Die EU-Finanzminister beraten darüber, Klimainvestitionen von den Schuldengrenzen auszunehmen. Kanzlerkandidat Scholz kommt dies vor den Wahlen ungelegen.
10.09.2021 - 04:10 Uhr 2 Kommentare
Macht die EU das Schuldenmachen durch ihre Klimapolitik hoffähig? Quelle: dpa
Windpark in Mecklenburg-Vorpommern

Macht die EU das Schuldenmachen durch ihre Klimapolitik hoffähig?

(Foto: dpa)

Brüssel, Berlin Am Freitag und Samstag legt Olaf Scholz eine Wahlkampfpause ein. Der Bundesfinanzminister und SPD-Kanzlerkandidat reist nach Slowenien, ein Treffen mit seinen europäischen Kollegen steht an – und eine heikle Diskussion zur Zukunft der EU-Schuldenregeln.

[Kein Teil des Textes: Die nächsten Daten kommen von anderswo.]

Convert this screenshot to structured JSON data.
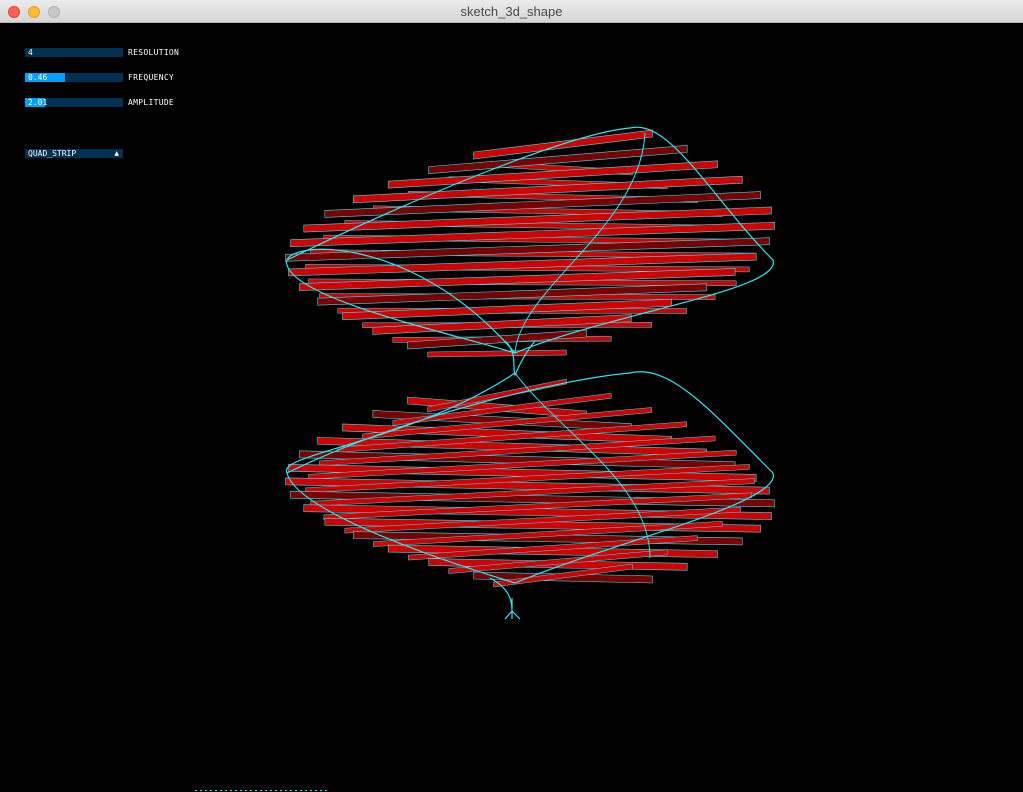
{
  "window": {
    "title": "sketch_3d_shape"
  },
  "controls": {
    "sliders": [
      {
        "value": "4",
        "label": "RESOLUTION",
        "fraction": 0.0
      },
      {
        "value": "0.46",
        "label": "FREQUENCY",
        "fraction": 0.41
      },
      {
        "value": "2.01",
        "label": "AMPLITUDE",
        "fraction": 0.2
      }
    ],
    "dropdown": {
      "selected": "QUAD_STRIP",
      "arrow": "▲"
    }
  },
  "colors": {
    "background": "#000000",
    "control_bg": "#003052",
    "control_fill": "#00a0ff",
    "control_text": "#ffffff",
    "face": "#d10000",
    "face_dark": "#7a0000",
    "edge": "#33e6f0"
  },
  "icons": {
    "close": "close-icon",
    "minimize": "minimize-icon",
    "maximize": "maximize-icon",
    "dropdown": "chevron-up-icon"
  }
}
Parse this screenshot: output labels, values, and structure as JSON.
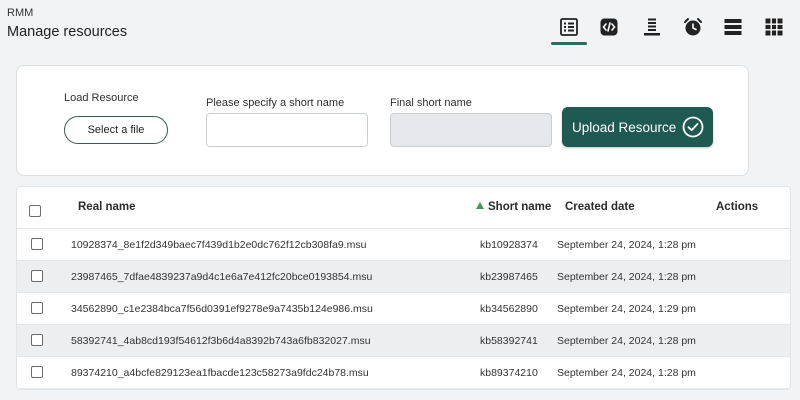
{
  "header": {
    "app_name": "RMM",
    "page_title": "Manage resources"
  },
  "toolbar": {
    "buttons": [
      {
        "icon": "list-details-icon",
        "active": true
      },
      {
        "icon": "code-icon",
        "active": false
      },
      {
        "icon": "stack-icon",
        "active": false
      },
      {
        "icon": "alarm-clock-icon",
        "active": false
      },
      {
        "icon": "rows-icon",
        "active": false
      },
      {
        "icon": "grid-icon",
        "active": false
      }
    ],
    "accent_color": "#2e6b60"
  },
  "upload": {
    "load_resource_label": "Load Resource",
    "select_file_label": "Select a file",
    "short_name_label": "Please specify a short name",
    "short_name_value": "",
    "final_short_name_label": "Final short name",
    "final_short_name_value": "",
    "upload_button_label": "Upload Resource",
    "button_color": "#1f5a52"
  },
  "table": {
    "columns": {
      "real_name": "Real name",
      "short_name": "Short name",
      "created_date": "Created date",
      "actions": "Actions"
    },
    "sorted_column": "short_name",
    "sort_direction": "ascending",
    "rows": [
      {
        "real_name": "10928374_8e1f2d349baec7f439d1b2e0dc762f12cb308fa9.msu",
        "short_name": "kb10928374",
        "created_date": "September 24, 2024, 1:28 pm"
      },
      {
        "real_name": "23987465_7dfae4839237a9d4c1e6a7e412fc20bce0193854.msu",
        "short_name": "kb23987465",
        "created_date": "September 24, 2024, 1:28 pm"
      },
      {
        "real_name": "34562890_c1e2384bca7f56d0391ef9278e9a7435b124e986.msu",
        "short_name": "kb34562890",
        "created_date": "September 24, 2024, 1:29 pm"
      },
      {
        "real_name": "58392741_4ab8cd193f54612f3b6d4a8392b743a6fb832027.msu",
        "short_name": "kb58392741",
        "created_date": "September 24, 2024, 1:28 pm"
      },
      {
        "real_name": "89374210_a4bcfe829123ea1fbacde123c58273a9fdc24b78.msu",
        "short_name": "kb89374210",
        "created_date": "September 24, 2024, 1:28 pm"
      }
    ]
  }
}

Zwar dürften sich seine Amtskollegen davor scheuen, kurz vor den Bundestagswahlen eine öffentliche Kontroverse anzustoßen; sie wissen um die Befindlichkeiten der Deutschen. Doch hinter verschlossenen Türen wird die Schuldenfrage sehr wohl thematisiert.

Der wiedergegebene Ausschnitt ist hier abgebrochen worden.